Key Questions Answered

  • NeoCloud Infrastructure: AI-native cloud providers like CoreWeave, Together AI, and Lambda Labs build GPU-first infrastructure specifically for training and inference workloads, not general computing. This specialization exists because GPU supply is constrained within hyperscalers like AWS, and AI workloads require massive multi-node data movement patterns that general-purpose cloud architecture does not efficiently support.
  • Allbirds Capital Reallocation: Allbirds sold its entire footwear operation to American Exchange Group in March 2026, retaining roughly $50M in cash plus a public stock ticker, then pivoted to AI compute infrastructure. Shares jumped approximately 700% on the announcement.

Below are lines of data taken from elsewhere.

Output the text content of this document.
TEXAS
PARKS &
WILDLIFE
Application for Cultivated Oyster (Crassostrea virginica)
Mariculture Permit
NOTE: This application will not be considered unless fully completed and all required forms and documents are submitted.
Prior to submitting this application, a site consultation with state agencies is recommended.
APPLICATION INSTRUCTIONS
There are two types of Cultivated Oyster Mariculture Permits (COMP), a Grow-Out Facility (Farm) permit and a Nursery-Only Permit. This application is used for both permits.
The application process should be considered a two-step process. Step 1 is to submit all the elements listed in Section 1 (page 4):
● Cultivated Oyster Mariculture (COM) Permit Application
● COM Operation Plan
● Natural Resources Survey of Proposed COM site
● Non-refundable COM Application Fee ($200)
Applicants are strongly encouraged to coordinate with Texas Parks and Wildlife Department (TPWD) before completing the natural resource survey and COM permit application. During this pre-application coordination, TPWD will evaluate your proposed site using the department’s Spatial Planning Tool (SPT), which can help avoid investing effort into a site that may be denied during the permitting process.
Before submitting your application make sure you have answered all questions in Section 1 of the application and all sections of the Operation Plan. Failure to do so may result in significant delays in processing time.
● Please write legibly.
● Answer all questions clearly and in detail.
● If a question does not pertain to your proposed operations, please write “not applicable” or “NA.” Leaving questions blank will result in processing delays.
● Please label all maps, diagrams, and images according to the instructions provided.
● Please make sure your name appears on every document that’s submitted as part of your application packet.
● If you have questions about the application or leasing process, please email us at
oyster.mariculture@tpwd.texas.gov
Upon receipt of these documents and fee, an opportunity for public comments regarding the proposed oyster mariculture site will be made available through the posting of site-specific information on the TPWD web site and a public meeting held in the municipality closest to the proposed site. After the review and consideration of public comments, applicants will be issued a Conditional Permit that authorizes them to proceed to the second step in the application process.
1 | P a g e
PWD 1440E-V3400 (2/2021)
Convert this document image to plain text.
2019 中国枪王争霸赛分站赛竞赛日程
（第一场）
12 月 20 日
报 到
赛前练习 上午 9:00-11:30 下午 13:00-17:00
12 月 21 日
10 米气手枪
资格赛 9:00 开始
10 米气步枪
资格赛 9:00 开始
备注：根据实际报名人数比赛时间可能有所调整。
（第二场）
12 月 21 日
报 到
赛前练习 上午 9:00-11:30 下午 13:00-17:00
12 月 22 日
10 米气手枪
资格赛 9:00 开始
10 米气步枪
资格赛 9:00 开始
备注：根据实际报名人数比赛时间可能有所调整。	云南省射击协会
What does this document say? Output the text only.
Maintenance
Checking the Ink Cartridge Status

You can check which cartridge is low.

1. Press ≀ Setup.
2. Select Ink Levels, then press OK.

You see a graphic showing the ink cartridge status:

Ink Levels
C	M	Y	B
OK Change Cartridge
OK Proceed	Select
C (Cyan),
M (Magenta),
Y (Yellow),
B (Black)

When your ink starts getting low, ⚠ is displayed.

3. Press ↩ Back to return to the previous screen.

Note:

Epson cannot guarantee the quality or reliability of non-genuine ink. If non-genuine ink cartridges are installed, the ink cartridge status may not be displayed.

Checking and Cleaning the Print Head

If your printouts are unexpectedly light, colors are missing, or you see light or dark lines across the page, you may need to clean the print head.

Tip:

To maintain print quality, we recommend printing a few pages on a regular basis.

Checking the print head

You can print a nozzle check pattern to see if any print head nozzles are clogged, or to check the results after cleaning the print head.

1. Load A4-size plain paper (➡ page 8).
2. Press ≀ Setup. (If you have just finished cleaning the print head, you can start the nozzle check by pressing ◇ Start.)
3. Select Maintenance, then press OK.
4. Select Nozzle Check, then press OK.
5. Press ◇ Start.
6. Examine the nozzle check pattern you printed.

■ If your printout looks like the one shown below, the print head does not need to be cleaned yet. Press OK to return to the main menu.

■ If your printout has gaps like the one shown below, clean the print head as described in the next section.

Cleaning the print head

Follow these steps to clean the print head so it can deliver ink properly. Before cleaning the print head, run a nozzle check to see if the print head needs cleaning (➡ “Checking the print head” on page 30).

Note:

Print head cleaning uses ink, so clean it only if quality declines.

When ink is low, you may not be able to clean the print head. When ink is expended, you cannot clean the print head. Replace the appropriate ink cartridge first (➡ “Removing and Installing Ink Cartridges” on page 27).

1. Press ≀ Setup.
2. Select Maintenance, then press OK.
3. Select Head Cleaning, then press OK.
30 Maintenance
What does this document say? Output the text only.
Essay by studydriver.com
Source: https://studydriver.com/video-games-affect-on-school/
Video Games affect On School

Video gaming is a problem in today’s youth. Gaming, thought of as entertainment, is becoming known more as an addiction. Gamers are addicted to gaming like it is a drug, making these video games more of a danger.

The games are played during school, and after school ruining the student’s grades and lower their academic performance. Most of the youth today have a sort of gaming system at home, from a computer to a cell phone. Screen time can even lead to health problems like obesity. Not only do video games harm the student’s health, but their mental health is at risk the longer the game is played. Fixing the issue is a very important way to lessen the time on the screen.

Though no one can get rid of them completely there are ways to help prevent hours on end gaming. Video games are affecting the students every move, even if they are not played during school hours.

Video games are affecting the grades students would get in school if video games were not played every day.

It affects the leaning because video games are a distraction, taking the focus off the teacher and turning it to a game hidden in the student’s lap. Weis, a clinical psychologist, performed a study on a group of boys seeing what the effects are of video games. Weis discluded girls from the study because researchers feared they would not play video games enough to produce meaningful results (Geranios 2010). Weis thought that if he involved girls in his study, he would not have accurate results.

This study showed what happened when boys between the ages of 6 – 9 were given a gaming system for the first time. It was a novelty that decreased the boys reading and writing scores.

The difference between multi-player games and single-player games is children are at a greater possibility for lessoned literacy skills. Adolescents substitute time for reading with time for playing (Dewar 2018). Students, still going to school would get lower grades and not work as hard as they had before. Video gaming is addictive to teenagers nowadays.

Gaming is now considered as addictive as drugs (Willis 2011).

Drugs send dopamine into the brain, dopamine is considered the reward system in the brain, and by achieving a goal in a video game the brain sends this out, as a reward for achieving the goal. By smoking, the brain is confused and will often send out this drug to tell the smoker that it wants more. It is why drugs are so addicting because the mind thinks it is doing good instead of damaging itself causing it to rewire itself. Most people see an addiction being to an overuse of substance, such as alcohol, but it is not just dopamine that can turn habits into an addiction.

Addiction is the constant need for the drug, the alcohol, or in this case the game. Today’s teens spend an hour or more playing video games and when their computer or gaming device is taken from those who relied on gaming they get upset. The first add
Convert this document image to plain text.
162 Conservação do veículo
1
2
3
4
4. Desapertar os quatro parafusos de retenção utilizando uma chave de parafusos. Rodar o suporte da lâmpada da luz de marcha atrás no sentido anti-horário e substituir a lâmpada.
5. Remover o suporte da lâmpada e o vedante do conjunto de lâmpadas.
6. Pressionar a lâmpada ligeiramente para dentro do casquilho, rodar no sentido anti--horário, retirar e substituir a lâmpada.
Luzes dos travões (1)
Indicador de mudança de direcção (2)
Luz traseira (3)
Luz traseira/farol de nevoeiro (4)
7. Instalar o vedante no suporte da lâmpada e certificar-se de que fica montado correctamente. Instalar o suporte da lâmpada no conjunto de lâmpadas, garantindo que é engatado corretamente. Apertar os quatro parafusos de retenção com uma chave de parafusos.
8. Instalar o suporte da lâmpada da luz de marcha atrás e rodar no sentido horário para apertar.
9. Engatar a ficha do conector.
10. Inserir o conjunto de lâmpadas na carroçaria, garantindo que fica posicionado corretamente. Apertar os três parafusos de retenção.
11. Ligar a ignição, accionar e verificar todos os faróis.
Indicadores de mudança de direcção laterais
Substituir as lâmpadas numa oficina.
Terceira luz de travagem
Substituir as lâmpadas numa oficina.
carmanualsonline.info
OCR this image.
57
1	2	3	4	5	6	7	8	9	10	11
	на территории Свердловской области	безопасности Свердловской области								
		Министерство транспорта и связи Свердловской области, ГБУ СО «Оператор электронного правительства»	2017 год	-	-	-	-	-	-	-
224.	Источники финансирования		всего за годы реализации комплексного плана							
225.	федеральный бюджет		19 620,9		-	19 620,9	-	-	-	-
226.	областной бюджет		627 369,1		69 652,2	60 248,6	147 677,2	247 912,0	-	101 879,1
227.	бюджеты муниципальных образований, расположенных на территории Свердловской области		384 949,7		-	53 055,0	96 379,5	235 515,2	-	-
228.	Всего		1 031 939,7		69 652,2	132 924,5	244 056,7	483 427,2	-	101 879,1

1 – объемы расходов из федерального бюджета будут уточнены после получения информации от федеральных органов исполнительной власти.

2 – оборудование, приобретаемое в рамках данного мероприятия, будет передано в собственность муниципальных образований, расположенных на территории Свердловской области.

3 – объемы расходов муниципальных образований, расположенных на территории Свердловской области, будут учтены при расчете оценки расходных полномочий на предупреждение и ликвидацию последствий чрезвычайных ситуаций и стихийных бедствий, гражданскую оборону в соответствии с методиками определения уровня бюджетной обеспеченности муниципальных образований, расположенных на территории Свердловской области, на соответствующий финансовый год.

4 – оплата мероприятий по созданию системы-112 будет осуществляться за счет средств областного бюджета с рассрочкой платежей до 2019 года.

The critical limitation: $50M is a marginal entry point in a market where competitors invest billions.
  • Token Maxing as Vanity Metric: Companies like Meta have created internal leaderboards tracking developer token consumption to measure AI-assisted productivity, but token spend functions like website clicks — a correlation with output, not a cause. Developers game leaderboards by spending tokens on trivial tasks. The actual productivity-to-cost ratio across organizations remains unmeasured and highly variable.
  • Mythos Security Implications: Anthropic's unreleased Mythos model reportedly identified thousands of vulnerabilities across every major operating system and browser. Rather than releasing it publicly, Anthropic launched Project Glasswing, a closed program with approximately 40 companies given access to audit and patch their systems. This signals a broader tailwind for AI governance, security operations, and AI underwriting companies.
  • AI Chat and Attorney-Client Privilege: A federal judge ruled that Claude chat logs used to prepare legal materials are discoverable in court because AI systems are classified as third parties, not attorneys. Pasting confidential contracts, draft agreements, or sensitive business discussions into any commercial AI system effectively waives confidentiality. Companies should update vendor contracts and internal policies to explicitly prohibit inputting privileged information into external AI tools.

Notable Moment

A federal ruling established that conversations with AI tools like Claude carry no attorney-client privilege, treating the AI as a third party. This means founders and executives who routinely paste contracts or sensitive negotiations into commercial AI systems have potentially made that material discoverable in litigation.